McCaskey is optimistic that the NFL will play its entire season. So far the league has handled the coronavirus extremely well. During the most recent round of COVID-19 testing from Aug. 30 through Sept. 5, only one of 2,641 players tested positive.
"We are very encouraged by what we have seen so far and what has happened so far," McCaskey said. "But we have to be vigilant. We can't be complacent. We have to be disciplined. We have to stick to the program. We can't let our guard down.
"We have a responsibility to each other here in the building, and to Bears fans specifically and sports fans generally, to do this thing right. We were told early on that it only takes one or two teams to knock the whole thing out, so we have to do our part and hope that other teams do their part to keep this thing going."
(2) The season will begin with no fans at Soldier Field. But McCaskey hopes that a limited number of fans will be able to attend home games at some point this year.
"We're very optimistic," McCaskey said. "We're talking to the city. We've presented a plan and we think it's a good plan. We're told that it is a good plan, but the city wants to see the numbers of active cases in the city come down before we can bring people to Soldier Field. So we're hopeful, but we want to be prudent. We want to do the right thing and we want to cooperate with the city in their health and safety measures."
While McCaskey hopes that fans are able to return to Bears games as soon as possible, the organization intends to adhere to all state and local guidelines.
"We're going to continue to work cooperatively with the city," he said. "And when the Bears and the city are comfortable that it's safe and appropriate to have spectators at Soldier Field, that's when we're going to do it."
McCaskey will miss interacting with Bears fans. Before games he typically mingles with fans who are tailgating in parking lots as well as those already in the stadium.
"This is going to be an unusual situation to say the least," he said. "We're used to fans packing Soldier Field for Bears home games. We're very grateful for that. We're very sorry that, at least in the short term, that won't be able to happen."

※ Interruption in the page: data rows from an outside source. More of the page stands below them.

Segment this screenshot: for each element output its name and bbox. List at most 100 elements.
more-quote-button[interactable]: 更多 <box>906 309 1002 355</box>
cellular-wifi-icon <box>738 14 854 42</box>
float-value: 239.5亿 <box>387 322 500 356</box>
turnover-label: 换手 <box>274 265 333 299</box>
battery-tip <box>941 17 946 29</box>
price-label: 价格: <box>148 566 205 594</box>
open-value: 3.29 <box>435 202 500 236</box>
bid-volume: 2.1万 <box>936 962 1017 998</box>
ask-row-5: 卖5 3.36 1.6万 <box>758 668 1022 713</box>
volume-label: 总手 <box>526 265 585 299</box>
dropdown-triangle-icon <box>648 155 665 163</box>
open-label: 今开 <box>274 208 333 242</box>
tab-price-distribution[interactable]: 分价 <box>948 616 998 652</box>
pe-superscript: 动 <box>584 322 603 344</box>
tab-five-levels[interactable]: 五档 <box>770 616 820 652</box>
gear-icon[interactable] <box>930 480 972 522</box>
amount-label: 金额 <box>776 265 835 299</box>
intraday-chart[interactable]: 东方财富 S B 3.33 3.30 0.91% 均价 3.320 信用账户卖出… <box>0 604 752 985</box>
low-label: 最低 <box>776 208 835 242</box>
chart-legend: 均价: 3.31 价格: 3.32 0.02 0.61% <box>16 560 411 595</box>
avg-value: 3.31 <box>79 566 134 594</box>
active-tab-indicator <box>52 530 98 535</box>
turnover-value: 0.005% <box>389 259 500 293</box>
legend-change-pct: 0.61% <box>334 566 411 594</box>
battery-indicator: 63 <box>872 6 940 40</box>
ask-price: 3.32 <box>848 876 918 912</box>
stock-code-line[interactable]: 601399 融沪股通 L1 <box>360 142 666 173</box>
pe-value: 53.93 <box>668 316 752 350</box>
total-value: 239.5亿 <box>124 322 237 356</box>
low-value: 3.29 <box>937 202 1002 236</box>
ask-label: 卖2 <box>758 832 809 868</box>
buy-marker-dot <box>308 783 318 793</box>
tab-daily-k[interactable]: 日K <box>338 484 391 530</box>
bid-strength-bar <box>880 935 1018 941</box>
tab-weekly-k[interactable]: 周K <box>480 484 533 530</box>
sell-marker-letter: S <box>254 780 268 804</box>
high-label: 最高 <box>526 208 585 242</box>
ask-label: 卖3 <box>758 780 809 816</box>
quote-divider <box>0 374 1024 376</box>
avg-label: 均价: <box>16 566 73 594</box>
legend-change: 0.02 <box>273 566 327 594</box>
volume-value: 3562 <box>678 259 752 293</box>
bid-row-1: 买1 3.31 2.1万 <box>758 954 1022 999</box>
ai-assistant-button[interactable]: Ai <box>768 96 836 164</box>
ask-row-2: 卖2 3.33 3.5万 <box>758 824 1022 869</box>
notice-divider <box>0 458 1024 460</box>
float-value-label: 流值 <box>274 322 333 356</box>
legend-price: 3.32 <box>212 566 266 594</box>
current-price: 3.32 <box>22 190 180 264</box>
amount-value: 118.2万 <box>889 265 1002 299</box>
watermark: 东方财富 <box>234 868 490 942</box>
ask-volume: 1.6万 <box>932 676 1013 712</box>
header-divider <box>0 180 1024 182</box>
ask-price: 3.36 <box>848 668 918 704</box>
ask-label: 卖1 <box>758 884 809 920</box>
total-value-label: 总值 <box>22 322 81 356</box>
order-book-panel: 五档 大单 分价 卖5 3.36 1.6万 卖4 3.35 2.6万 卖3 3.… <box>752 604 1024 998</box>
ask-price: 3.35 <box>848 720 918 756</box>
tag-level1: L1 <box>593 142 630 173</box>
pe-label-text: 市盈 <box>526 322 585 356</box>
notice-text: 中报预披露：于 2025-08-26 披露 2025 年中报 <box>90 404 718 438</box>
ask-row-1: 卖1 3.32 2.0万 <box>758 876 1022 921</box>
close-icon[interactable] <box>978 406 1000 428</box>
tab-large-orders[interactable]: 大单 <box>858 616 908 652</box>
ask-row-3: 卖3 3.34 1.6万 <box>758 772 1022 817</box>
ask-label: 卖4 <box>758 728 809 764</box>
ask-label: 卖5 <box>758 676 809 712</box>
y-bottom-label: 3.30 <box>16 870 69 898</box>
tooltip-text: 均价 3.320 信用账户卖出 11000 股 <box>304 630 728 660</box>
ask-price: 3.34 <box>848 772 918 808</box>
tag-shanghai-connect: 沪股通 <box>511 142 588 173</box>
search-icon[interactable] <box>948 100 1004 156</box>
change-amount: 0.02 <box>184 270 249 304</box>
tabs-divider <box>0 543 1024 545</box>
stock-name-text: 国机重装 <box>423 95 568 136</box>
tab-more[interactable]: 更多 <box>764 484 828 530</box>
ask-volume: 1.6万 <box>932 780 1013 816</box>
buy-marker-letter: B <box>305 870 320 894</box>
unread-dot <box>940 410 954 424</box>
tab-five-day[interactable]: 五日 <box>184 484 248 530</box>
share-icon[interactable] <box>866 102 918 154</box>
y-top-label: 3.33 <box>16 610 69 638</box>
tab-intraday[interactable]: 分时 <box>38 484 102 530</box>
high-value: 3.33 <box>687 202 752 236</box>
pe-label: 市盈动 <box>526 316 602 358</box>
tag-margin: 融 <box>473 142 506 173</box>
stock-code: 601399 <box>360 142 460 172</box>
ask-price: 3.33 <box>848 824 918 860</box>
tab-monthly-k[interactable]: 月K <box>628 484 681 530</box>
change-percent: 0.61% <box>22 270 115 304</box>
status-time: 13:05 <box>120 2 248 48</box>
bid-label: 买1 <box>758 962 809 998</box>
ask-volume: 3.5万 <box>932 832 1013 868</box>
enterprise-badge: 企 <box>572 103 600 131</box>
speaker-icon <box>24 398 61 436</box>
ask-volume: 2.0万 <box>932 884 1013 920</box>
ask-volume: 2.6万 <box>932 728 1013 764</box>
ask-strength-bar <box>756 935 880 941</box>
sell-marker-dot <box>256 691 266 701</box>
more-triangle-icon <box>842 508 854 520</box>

(3) McCaskey is waiting to speak with Brian Urlacher before judging the Bears Hall of Fame middle linebacker, whose social media posts following the shooting of Jacob Blake in Kenosha drew widespread backlash.
On Instagram, Urlacher criticized NBA players for boycotting the playoffs "because a dude reaching for a knife, wanted on a felony sexual assault warrant, was shot by police." He also allegedly liked a social media post calling for the release of Kyle Rittenhouse, a 17-year-old who was charged with first degree homicide in the killing of two protesters.
The Bears quickly issued a statement indicating that Urlacher's posts "in no way reflect the values or opinions of the Chicago Bears organization."
McCaskey revealed Thursday that "my first thought was maybe his account had been hacked."
"We've reached out to Brian," McCaskey said. "I would like to talk to him. We haven't connected yet. Brian is an outstanding individual. He was a great Bear, and I've known him for 20 years. We've shared a lot of triumph and some tragedy during that time; I lost my dad, he lost his mom.
"He's been a great teammate, and one of my favorite things about Brian is we have a program called 'Home Team Hand-Off' where players can buy tickets to home games and donate them. And Brian seemed to take it as a matter of pride each year to be the player who had the most Home Team Hand-Off tickets. Because of his generosity, thousands of kids who might otherwise have not had the opportunity to attend a Bears home game got the chance. So having known him for 20 years and knowing the type of person he is, I'm not going to judge him until I talk to him."